A monopole (gravitational) of a system is basically the amount of mass-energy the system has.
A dipole is a measure of how the mass is distributed away from some center.
The quadrupole moment describes how stretched out the mass distribution is along an axis. Quadrupole would be zero for a sphere, but non-zero for a rod, for instance. It is also non-zero for the Earth, because the Earth is an oblate spheroid.
The gravitational contribution from a quadrupole falls of faster than that of a monopole. (which is why the Earth's quadrupole moment is important for studying satellites and not really for studying the moon, owing to the $r^{-3}$ dependency of the contribution to the potential)

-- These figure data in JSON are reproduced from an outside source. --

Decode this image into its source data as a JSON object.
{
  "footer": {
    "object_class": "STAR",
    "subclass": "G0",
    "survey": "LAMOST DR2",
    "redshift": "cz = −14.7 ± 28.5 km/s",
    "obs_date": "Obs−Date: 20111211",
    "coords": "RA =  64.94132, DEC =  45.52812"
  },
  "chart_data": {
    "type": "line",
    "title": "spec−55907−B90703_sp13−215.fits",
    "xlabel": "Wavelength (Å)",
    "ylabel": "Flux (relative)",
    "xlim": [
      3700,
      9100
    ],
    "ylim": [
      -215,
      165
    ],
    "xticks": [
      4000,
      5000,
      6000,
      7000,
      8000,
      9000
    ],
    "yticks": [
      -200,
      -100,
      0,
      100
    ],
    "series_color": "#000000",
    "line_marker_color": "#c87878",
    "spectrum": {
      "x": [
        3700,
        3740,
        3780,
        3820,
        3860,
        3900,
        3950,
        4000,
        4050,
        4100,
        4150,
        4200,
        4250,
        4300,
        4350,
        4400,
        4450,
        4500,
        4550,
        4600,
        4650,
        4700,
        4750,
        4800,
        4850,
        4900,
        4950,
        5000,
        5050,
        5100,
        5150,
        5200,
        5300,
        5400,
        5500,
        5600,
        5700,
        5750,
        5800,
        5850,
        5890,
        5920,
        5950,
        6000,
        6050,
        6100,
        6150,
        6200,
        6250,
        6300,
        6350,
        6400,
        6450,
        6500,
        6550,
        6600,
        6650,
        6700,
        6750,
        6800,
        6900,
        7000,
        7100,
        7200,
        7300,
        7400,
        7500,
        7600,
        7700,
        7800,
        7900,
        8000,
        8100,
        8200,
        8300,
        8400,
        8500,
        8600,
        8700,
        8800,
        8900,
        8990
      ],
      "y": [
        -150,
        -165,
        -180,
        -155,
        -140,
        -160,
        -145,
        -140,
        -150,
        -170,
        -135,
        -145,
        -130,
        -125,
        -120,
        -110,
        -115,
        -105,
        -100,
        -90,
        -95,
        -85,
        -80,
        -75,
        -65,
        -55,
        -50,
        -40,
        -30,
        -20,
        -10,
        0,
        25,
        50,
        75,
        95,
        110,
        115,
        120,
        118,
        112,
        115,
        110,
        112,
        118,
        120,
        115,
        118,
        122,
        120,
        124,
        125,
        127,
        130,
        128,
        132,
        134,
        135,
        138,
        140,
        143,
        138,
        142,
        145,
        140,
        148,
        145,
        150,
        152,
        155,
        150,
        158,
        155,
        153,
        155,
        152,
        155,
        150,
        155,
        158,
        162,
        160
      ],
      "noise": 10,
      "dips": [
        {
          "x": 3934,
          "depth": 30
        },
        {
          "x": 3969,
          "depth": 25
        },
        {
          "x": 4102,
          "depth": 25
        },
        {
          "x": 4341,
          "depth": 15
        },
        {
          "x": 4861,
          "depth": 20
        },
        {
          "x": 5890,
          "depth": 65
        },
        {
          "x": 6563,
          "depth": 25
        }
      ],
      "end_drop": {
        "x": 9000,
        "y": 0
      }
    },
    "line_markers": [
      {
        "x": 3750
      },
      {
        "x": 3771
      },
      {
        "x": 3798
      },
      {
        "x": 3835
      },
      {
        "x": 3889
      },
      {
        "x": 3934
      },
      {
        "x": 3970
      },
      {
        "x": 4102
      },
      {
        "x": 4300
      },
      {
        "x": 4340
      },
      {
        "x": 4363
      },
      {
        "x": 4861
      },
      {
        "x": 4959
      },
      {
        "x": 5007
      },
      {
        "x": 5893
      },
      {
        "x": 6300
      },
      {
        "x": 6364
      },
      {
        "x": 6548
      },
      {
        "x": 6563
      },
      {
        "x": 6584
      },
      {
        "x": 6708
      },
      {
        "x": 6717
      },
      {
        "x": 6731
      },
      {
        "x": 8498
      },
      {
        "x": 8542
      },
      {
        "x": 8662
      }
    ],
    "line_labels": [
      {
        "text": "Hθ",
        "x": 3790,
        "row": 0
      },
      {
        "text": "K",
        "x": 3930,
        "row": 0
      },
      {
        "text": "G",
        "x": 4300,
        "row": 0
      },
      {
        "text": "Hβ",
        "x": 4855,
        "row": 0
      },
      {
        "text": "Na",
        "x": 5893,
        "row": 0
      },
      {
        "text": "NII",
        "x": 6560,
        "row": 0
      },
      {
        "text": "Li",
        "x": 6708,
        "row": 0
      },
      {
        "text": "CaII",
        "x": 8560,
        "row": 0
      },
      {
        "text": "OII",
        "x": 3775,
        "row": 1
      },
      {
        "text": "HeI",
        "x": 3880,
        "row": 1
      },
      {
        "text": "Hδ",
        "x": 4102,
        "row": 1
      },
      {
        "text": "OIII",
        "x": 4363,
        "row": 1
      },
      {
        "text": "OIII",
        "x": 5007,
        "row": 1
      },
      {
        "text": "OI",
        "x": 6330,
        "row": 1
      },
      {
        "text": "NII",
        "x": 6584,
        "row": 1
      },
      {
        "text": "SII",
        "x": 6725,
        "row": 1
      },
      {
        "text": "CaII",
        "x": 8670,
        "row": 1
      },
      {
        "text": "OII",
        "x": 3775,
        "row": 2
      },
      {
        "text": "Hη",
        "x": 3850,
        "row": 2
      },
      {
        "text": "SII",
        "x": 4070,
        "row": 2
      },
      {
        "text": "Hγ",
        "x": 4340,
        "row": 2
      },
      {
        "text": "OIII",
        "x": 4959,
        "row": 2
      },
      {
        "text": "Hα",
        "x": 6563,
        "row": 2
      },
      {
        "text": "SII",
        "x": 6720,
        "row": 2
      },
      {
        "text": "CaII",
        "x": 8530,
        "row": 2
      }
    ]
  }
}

Quadrupoles and other higher order moments are important in GR because the change in their distribution can produce gravitational waves.
Example:
Let's consider two cases, in both the cases, the large bodies are of mass $M$ and the small one of mass $m$, and the small one is on the line of symmetry at a distance $r$.
Case 1: No quadrupole moment.
The force here is a simple: $$\frac{GMm}{r^2}$$.

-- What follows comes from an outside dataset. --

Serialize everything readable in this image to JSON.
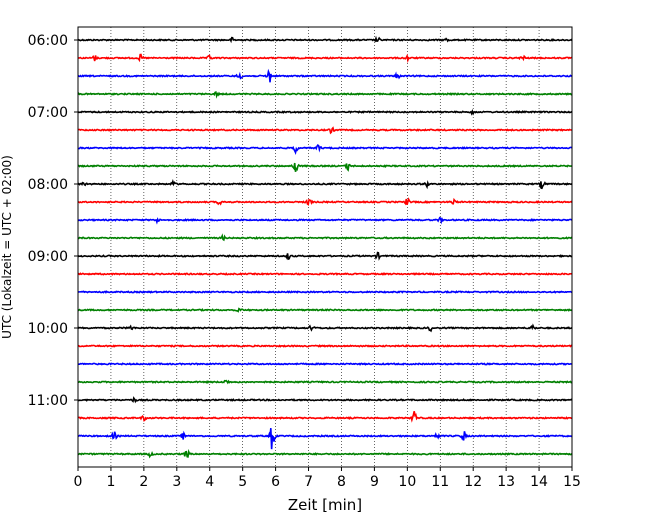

Case 2: Non-zero quadrupole moment. (the larger spheres are separated by some distance $2R$.)
The force in this case is: $$\frac{2GMmr}{(r^2+R^2)^{3/2}}$$
This, for large $r$, can be approximated to (two term series expansion): $$F \sim \frac{2GMm}{r^2}-\frac{3GMmR^2}{r^4}$$
The weird term here is because of the quadrupole moment of the system. As you go further away ($r>>R$), the force, $F$ is more or less: $$F \sim \frac{2GMm}{r^2}$$
This is why the "quadrupole moment effect" falls off with distance.

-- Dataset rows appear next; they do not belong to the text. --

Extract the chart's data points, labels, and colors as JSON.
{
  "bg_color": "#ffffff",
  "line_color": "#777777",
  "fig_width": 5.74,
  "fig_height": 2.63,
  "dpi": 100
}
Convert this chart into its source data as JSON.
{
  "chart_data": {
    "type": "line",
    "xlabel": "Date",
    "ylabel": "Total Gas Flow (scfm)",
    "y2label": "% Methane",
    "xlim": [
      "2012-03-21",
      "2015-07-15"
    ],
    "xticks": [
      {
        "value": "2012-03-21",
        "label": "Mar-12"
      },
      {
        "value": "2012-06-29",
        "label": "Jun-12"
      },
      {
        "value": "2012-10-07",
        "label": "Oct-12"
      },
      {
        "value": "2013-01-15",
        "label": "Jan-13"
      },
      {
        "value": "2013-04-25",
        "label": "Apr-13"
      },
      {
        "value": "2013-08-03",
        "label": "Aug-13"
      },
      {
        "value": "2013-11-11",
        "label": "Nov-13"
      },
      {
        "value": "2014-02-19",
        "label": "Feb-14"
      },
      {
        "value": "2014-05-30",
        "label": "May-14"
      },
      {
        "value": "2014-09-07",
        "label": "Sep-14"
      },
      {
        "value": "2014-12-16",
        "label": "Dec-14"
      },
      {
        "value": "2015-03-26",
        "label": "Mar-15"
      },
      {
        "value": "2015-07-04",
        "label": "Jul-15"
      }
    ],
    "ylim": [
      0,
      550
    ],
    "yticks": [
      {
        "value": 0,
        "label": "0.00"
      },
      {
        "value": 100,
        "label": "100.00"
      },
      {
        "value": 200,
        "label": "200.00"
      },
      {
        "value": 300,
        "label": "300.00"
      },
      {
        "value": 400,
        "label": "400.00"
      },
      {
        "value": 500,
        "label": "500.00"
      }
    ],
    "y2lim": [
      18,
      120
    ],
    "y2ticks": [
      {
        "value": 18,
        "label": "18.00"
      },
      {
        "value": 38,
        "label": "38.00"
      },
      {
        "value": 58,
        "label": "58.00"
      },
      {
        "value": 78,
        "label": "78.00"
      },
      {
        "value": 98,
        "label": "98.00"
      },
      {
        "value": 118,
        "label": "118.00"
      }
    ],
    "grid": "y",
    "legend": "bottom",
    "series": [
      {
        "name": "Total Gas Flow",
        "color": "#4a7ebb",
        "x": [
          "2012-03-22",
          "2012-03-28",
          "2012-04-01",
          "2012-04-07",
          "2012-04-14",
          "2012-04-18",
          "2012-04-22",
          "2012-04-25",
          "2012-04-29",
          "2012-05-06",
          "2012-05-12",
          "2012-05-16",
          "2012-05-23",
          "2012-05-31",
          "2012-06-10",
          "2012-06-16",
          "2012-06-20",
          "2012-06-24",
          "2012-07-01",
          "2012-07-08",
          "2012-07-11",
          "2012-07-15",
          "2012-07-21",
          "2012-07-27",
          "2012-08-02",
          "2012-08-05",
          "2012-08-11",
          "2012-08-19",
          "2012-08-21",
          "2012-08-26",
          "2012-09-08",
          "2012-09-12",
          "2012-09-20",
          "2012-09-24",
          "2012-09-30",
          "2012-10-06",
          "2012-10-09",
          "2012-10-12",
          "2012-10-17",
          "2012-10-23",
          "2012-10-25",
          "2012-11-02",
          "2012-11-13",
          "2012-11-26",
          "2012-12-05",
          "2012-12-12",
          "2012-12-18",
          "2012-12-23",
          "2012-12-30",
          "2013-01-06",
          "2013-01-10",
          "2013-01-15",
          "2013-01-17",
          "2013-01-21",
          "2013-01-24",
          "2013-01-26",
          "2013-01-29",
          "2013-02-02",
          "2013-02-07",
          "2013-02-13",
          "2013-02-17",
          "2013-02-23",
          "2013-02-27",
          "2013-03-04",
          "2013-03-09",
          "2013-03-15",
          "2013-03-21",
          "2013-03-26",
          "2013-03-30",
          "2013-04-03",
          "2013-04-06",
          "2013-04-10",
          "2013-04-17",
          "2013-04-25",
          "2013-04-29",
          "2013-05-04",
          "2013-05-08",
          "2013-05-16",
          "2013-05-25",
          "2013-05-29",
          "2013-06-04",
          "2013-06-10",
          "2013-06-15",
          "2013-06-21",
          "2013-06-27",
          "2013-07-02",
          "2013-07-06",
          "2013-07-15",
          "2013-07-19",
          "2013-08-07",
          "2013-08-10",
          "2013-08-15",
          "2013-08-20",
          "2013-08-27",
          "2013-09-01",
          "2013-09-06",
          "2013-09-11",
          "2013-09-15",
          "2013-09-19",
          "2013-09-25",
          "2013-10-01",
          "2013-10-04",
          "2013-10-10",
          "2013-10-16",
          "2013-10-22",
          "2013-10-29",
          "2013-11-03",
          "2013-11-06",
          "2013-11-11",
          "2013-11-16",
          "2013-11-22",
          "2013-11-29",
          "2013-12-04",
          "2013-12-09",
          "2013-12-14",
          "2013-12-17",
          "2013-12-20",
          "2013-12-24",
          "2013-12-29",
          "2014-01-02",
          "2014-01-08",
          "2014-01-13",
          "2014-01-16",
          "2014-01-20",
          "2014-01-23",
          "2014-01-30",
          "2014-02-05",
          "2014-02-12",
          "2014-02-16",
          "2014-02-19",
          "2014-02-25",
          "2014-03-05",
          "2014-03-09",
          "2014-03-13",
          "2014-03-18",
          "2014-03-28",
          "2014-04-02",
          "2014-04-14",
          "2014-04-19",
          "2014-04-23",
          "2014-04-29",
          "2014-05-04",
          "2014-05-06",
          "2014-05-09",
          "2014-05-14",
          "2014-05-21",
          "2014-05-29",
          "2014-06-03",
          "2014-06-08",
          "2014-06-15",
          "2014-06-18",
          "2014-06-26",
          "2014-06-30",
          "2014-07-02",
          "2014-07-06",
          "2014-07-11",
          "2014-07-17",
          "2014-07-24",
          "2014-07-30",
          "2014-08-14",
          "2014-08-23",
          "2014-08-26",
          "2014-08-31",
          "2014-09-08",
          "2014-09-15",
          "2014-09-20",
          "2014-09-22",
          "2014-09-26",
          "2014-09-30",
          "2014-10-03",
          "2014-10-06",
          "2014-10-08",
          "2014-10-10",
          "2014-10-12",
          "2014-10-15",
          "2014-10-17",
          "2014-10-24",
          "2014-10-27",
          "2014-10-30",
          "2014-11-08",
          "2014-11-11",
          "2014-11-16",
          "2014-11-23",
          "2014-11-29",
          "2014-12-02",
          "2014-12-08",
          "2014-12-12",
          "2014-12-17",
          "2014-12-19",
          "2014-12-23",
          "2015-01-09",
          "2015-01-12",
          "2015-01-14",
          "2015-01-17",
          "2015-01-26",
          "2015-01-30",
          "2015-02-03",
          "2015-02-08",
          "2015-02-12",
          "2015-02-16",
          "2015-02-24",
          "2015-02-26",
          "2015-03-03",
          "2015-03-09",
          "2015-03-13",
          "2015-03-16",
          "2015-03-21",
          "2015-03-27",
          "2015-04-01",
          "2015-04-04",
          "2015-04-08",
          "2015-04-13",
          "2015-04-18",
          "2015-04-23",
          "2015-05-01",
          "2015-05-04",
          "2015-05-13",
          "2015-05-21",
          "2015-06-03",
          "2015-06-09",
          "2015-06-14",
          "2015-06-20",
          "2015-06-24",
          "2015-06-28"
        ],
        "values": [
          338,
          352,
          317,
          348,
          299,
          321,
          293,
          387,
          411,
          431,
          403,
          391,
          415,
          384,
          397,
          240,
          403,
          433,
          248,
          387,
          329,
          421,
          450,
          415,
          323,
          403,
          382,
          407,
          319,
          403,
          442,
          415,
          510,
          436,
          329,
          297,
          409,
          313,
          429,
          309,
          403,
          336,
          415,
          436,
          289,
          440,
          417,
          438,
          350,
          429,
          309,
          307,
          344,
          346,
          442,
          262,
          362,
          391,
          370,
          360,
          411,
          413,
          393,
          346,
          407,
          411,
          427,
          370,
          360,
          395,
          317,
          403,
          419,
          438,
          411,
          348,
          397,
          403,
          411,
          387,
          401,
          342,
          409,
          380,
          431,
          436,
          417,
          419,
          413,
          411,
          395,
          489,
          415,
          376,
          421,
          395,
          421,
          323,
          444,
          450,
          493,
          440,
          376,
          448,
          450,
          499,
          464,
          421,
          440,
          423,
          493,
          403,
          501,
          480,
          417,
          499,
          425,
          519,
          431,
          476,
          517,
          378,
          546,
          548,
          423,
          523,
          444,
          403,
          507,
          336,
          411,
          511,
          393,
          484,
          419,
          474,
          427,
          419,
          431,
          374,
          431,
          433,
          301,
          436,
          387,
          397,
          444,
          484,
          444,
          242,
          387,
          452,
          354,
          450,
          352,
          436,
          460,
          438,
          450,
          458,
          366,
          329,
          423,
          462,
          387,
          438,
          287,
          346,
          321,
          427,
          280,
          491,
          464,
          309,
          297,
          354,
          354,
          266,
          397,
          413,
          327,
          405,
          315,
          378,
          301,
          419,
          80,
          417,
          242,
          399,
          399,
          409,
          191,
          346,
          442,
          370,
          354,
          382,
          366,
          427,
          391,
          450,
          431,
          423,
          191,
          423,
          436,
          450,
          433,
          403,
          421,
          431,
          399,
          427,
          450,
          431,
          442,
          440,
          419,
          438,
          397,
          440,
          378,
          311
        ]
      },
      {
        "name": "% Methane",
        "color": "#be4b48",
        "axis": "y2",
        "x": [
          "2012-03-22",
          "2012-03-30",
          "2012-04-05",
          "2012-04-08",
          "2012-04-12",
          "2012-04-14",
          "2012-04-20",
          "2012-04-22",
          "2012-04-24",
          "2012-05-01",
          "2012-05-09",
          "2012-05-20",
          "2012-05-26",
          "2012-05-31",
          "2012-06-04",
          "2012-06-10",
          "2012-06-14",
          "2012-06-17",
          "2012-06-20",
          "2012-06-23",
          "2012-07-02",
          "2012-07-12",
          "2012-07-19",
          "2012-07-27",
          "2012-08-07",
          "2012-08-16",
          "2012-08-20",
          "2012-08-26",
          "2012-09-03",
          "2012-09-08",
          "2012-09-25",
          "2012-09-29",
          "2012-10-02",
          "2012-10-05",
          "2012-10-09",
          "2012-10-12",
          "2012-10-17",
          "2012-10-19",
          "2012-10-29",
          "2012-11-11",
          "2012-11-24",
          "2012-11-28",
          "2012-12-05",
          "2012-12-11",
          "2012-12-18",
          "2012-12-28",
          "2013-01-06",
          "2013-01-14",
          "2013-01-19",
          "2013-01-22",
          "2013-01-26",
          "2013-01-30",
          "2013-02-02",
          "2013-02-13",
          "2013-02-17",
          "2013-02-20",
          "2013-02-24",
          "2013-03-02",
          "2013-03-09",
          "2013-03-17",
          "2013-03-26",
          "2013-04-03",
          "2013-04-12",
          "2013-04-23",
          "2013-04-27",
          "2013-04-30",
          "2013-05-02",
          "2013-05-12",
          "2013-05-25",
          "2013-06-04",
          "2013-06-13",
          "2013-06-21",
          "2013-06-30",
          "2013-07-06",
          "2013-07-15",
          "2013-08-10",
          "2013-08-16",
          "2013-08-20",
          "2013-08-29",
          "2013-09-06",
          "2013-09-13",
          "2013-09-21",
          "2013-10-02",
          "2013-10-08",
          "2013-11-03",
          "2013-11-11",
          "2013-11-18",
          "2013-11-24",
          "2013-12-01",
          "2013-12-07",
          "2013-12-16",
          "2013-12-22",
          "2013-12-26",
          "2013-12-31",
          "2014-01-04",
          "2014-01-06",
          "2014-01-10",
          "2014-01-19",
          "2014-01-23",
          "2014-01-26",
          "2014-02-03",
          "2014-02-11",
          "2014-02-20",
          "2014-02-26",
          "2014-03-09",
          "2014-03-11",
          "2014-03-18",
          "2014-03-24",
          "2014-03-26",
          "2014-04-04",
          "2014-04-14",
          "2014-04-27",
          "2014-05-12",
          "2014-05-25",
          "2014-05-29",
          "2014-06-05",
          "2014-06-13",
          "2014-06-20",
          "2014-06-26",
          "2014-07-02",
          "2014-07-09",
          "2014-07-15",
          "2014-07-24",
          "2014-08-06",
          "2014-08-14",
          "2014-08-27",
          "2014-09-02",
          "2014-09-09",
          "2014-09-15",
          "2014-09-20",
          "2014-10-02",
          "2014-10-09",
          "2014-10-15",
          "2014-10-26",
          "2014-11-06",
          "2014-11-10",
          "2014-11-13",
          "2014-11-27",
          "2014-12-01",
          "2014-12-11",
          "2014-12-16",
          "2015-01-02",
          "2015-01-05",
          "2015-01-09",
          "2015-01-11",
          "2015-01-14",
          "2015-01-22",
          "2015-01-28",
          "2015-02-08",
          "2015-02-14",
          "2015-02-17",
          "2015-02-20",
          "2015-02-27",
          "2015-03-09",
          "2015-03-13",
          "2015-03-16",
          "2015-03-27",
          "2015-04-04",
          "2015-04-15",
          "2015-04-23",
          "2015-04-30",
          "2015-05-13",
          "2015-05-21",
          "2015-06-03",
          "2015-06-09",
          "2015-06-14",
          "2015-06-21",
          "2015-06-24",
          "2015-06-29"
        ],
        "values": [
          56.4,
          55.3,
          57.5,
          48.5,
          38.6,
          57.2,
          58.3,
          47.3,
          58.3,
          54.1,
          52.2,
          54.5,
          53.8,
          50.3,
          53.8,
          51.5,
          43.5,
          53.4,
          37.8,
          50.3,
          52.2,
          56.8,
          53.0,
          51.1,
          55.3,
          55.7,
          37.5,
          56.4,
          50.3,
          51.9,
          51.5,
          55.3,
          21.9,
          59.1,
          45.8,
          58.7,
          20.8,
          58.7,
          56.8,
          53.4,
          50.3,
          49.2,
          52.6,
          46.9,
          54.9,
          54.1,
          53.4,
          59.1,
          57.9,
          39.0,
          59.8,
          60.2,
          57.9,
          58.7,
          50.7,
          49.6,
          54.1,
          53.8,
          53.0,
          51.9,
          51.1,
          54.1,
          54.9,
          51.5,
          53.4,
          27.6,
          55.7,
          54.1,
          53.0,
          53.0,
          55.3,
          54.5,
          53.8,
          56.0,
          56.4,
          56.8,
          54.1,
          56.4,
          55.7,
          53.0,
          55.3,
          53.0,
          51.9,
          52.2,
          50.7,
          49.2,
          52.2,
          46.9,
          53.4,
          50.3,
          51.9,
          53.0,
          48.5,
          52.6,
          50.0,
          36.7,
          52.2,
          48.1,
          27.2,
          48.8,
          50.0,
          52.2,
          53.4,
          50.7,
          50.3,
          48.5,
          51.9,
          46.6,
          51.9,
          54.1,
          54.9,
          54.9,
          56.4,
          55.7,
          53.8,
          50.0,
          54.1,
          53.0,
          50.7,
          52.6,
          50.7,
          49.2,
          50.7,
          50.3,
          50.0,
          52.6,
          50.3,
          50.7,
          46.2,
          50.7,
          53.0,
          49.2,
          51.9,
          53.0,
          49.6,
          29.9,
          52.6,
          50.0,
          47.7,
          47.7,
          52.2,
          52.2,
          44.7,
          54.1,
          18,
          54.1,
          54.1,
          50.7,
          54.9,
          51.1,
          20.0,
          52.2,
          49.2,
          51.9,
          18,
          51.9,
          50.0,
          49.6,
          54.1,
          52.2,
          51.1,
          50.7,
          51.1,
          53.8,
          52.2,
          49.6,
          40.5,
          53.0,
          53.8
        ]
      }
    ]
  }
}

Apologies for the obnoxious MS Paint diagrams.
Imagine having a mass distribution $\rho(x,y,z)$ around the origin O and we want to calculate the potential energy and force at a certain point P on the z-axis. The potential energy can easily expressed by the integral: $$U=-GM\int_{V}\frac{\rho(x,y,z)}{R}dv$$ However this intgral might be difficult to calculate and it's often easier to express the integrand by a series, this is called multipole expansion and can be done for both the gravitational force as the electrostatic force.
Because of the law of cosines, we express R in function of $\theta$, $r'$ and r: $R^2 = r^2 +r'^2 - 2rr'\cos(\theta)$, now we can simplify this integral by using this indentity and a Taylor series: $$\frac{1}{R} = \frac{1}{r}\frac{1}{\sqrt{1+\alpha}} = \frac{1}{r}\left(1-\frac{1}{2}\alpha+\frac{3}{8}\alpha^2-...\right)$$ where $\alpha=\left(\frac{r'}{r}\right)^2-\frac{2r'}{r}\cos(\theta)$
The potential energy now becomes: $$U=\frac{-GM}{r}\int_{V}\rho dv+\frac{-GM}{r^2}\int_{V}r'\cos(\theta)\rho dv+\frac{-GM}{r^3}\int_{V}r'^2\frac{3\cos^2(\theta)-1}{2}\rho dv +...$$ As you can see, in every term the the power of r becomes smaller and smaller. Often we rewrite this expression as: $$U=-GM\left(\frac{C_0}{r}+\frac{C_1}{r^2}+\frac{C^2}{r^3}...\right)$$ Where $C_0$ is the monopole moment, $C_1$ the dipole moment,$C_2$ the quadrupole moment and so on. These can be easily interpreted for wich I refer to @Hritik Narayan.